Eau Croupie de Canal
Dijon
Julian Lorsque j’émerge des profondeurs de mon sommeil, je m’empare du carnet à songe sans parvenir à arracher cette perplexité qui me colle à la figure, comme les fils invisibles et gluants d’une toile d’araignée. Rêve étrange, loin du labyrinthe égyptien. Je griffonne vaguement quelques impressions floues, des bribes de souvenirs.
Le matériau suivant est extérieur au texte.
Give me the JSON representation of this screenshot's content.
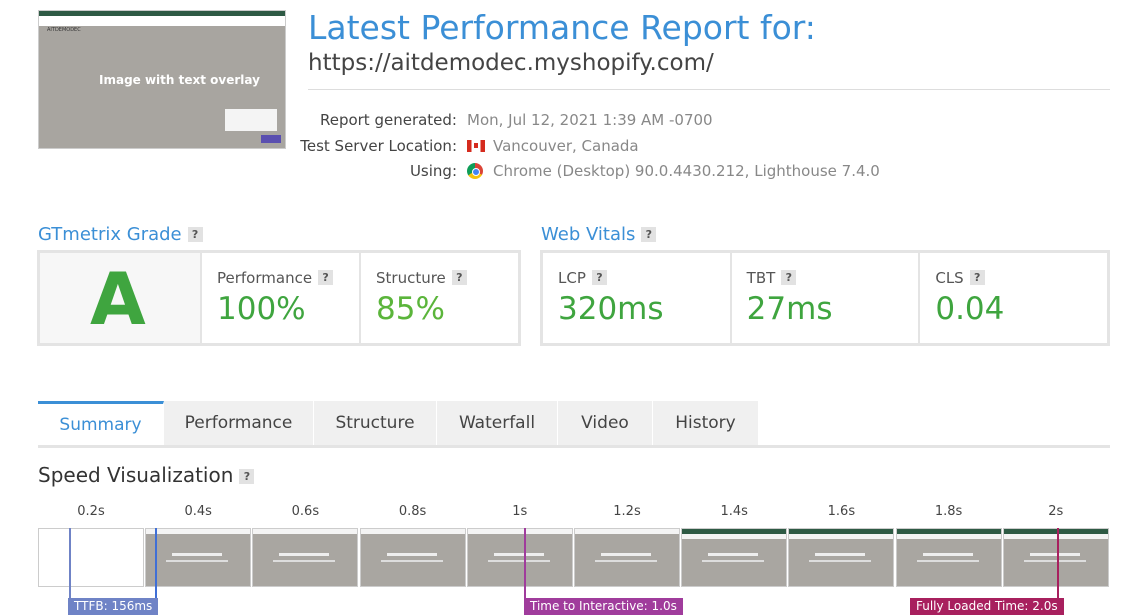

Un mal de tête écrasant pèse sur mon crâne. Ca tourne. Le temple du sommeil, tout autour de moi, comme une centrifugeuse. Il s’est passé tant de choses ces dernières semaines, tout est allé beaucoup trop vite, et j’aimerais décélérer le rythme de ma vie. Jill devient Furie, Julian devient un lâche, Julian part à Paris, Julian rencontre Nathan, Nathan donne une boîte à Julian, Julian rapporte la boîte à Jed, Jed garde la boîte, Julian se retrouve seul. Et Jill ressurgit, avec ses cheveux bleus. Comme dans… mais si… je le savais pourtant… Toutes ces questions sans réponse, ce trouble visqueux de mon moi que je ne comprends plus. Comment ai-je pu te prendre pour une telle vengeresse ? Comment mon esprit a-t-il pu se perdre ainsi dans le dédale de ses hallucinations ? J’en ai marre de réfléchir constamment à tout ça. Marre de croire que tout ça a un sens. Marre de cette boîte, marre de Nathan. Marre de Jill et de ses cheveux bleus. Marre de cette mare verdie dans laquelle vous voulez m’enfoncer. Je ne chercherai pas la vérité. J’ai besoin de digérer tout ça. Laissez moi aérer dans ma tête. Je ne pleurerai pas ton désespoir ni ma lâcheté, Jill. Je ne pleurerai plus. Julian Mahogany a suffisamment pleuré, de fontaines en fontaines, du jardin de l’Arquebuse au Palais du Luxembourg. Marre de cette eau ambiante et croupie qui pèse si lourd dans mon corps. Envie de légèreté, comme à avec toi Gautier, comme dans ces moments sans pareille où je riais de te voir décapsuler nos bières avec les dents, où nous buvions jusqu’à en vomir nos tripes, où nous dansions, où nous… Nathan, n’est-ce pas ce que tu disais ? « Profites-en pour être toi, pour faire ce que tu as envie de faire sans te soucier des autres. » Pourquoi est-ce si difficile ?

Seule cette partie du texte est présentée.